The method for making Elai Adai or Patolyo is much the same. The difference is in how the leaves are wrapped before steam cooking the parcels. I understand some families in Goa use wheat flour for the outer covering instead of rice. Others use cane jaggery or palm jaggery in the filling. Sometimes, even chopped cashewnuts or raisins are added to the rice batter. Such variations exist depending which family cooks it and the part of the Konkan coast they belong to.
Typically, raw white rice (unprocessed) is used to make these Elai Adai or Patolyo. You can also use unpolished or red rice. You might notice that I have used Rajamudi rice, a red and white grained heritage Indian rice.
Elai Adai or Patolyo
- 8 to 10 tender turmeric leaves or banana leaf pieces
For the outer covering:
- 1 cup raw rice
- 1/2 tsp salt
For the filling:
- 1 1/2 cups freshly grated coconut
- 1/2 cup powdered jaggery
- 1/2 cup chakkavaratti (jackfruit jam)
- 1 tbsp ghee
- 5 pods powdered cardamom
- Note : If you don't use the Chakkavaratti or jackfruit jam) please increase the jaggery used from 1/2 cup to 3/4 cup.
- Soak the rice in water for about 4 hours, drain the water and then grind to a smooth paste using enough water to have a somewhat thick batter (like for pancakes). Add the salt and keep aside.
- Put all the ingredients in a pan on the stove, adding a couple of tbsps of water. Over medium heat, keep stirring the mixture for about 2 minutes, till the jaggery has dissolved and the mixture is moist and comes together. Take off the heat and allow to cool.
- If you are not using the Jackfruit jam, use 3/4 cup of powdered jaggery and proceed with the recipe. You may need to use less if the jaggery you're using is on the sweeter side.
- If you are using banana leaves, cut the large leaves into roughly 6" by 6" pieces. Then place each piece over the flame of your gas stove (a few seconds) so that the leaf just wilts. This will make the banana leaf flexible enough to fold without tearing.
- Then proceed as for the turmeric leaves.
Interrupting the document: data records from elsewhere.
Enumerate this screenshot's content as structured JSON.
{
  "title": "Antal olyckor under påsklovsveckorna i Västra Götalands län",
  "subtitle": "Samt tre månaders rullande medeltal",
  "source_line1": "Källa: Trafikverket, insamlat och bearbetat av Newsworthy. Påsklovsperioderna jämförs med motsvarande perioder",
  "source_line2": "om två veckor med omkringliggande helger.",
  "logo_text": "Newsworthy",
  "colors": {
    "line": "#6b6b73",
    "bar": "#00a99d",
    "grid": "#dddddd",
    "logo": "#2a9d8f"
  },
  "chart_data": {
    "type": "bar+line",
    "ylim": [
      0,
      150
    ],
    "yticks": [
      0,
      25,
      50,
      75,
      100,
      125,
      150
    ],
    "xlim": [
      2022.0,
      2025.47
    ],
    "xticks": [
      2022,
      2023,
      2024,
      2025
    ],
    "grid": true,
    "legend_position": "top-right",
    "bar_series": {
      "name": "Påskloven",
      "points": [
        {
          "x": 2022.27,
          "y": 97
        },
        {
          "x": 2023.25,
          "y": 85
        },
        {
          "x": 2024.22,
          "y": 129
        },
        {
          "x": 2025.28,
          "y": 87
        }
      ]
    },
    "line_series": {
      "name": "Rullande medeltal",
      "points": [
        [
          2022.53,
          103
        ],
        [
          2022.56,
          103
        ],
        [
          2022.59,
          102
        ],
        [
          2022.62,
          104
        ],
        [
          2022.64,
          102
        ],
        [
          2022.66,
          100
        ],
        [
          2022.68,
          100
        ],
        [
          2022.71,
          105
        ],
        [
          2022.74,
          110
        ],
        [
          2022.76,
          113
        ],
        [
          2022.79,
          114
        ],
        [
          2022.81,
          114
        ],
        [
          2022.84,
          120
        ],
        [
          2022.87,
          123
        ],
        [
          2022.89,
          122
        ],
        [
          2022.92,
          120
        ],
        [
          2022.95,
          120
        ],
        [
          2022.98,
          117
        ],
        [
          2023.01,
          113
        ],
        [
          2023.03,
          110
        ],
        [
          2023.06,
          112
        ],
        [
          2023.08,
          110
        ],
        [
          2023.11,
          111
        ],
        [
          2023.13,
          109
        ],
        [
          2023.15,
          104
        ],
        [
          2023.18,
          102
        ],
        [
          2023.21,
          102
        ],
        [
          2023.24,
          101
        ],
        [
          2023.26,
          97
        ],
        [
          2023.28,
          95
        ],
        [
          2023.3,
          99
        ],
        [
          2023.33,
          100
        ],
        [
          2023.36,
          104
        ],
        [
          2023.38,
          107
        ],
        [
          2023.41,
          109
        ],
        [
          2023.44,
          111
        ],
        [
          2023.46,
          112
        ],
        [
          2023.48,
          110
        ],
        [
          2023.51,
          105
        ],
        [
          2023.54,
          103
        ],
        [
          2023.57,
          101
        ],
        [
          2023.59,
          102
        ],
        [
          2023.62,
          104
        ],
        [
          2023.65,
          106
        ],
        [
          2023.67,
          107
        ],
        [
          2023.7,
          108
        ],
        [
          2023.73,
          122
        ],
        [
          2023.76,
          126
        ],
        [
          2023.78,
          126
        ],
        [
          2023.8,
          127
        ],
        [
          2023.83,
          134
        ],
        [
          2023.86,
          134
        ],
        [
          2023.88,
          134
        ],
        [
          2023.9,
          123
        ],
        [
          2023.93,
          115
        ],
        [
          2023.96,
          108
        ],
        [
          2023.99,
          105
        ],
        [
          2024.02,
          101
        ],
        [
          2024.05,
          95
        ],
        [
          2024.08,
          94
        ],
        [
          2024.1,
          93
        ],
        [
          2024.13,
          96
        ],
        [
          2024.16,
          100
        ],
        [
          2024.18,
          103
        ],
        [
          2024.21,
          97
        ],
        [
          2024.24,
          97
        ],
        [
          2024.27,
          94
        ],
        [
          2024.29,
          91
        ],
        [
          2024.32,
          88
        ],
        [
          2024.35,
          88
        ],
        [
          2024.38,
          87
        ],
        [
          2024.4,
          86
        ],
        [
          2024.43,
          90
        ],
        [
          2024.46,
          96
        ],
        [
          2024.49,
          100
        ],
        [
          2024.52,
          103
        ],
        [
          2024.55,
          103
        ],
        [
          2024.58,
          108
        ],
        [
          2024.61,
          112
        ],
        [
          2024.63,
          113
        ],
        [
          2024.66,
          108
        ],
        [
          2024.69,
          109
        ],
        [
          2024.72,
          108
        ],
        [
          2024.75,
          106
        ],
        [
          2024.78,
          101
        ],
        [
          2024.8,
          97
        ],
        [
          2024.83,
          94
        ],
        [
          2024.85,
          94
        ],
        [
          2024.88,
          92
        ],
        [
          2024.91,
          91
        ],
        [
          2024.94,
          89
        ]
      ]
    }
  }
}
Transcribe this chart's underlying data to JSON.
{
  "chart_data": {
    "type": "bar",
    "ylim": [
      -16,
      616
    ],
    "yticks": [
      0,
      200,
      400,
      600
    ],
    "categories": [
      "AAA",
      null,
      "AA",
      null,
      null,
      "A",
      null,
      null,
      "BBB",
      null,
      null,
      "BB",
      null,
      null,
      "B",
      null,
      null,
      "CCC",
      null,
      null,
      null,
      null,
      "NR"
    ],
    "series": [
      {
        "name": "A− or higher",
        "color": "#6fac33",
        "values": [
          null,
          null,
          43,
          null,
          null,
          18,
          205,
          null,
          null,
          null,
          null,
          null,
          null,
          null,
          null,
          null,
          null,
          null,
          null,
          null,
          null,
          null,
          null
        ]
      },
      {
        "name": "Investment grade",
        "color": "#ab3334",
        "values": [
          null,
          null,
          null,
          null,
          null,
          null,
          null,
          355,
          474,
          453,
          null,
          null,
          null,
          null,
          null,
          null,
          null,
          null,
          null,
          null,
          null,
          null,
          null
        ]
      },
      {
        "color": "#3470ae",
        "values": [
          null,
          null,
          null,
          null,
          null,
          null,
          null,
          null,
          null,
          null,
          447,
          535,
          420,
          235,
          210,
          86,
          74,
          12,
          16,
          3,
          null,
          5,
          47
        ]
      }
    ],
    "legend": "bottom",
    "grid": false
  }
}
After folding once, you may fold the open ends and the sides to form a sealed packet, which cannot be done with the turmeric leaves.
Instructions for making Elai Adais or Patolyos :
- Using a spoon, pour a small quantity of the batter on the centre of the turmeric leaf and spread it into a somewhat thin circle (see the picture). Place some filling in the centre of the batter and carefully fold the leaf along its centre such that the leaf folds over itself. Place carefully in the steamer, taking care the batter does not leak. Repeat with the remaining batter and filling.
- Place the Elai Adais/ Patolyos in a steamer and steam cook for about 12 minutes, till the rice layer is well cooked. Take out and allow to cool till just warm. Serve.
- When you peel off the leaf, the rice covering should be thin enough to see the dark coloured filling. It is important that the rice batter is not applied very thick or your Elai Adai/ Patolyo will taste more of the rice than the filling. This recipe makes about 8 to 10 Elai Adais or Patolyos.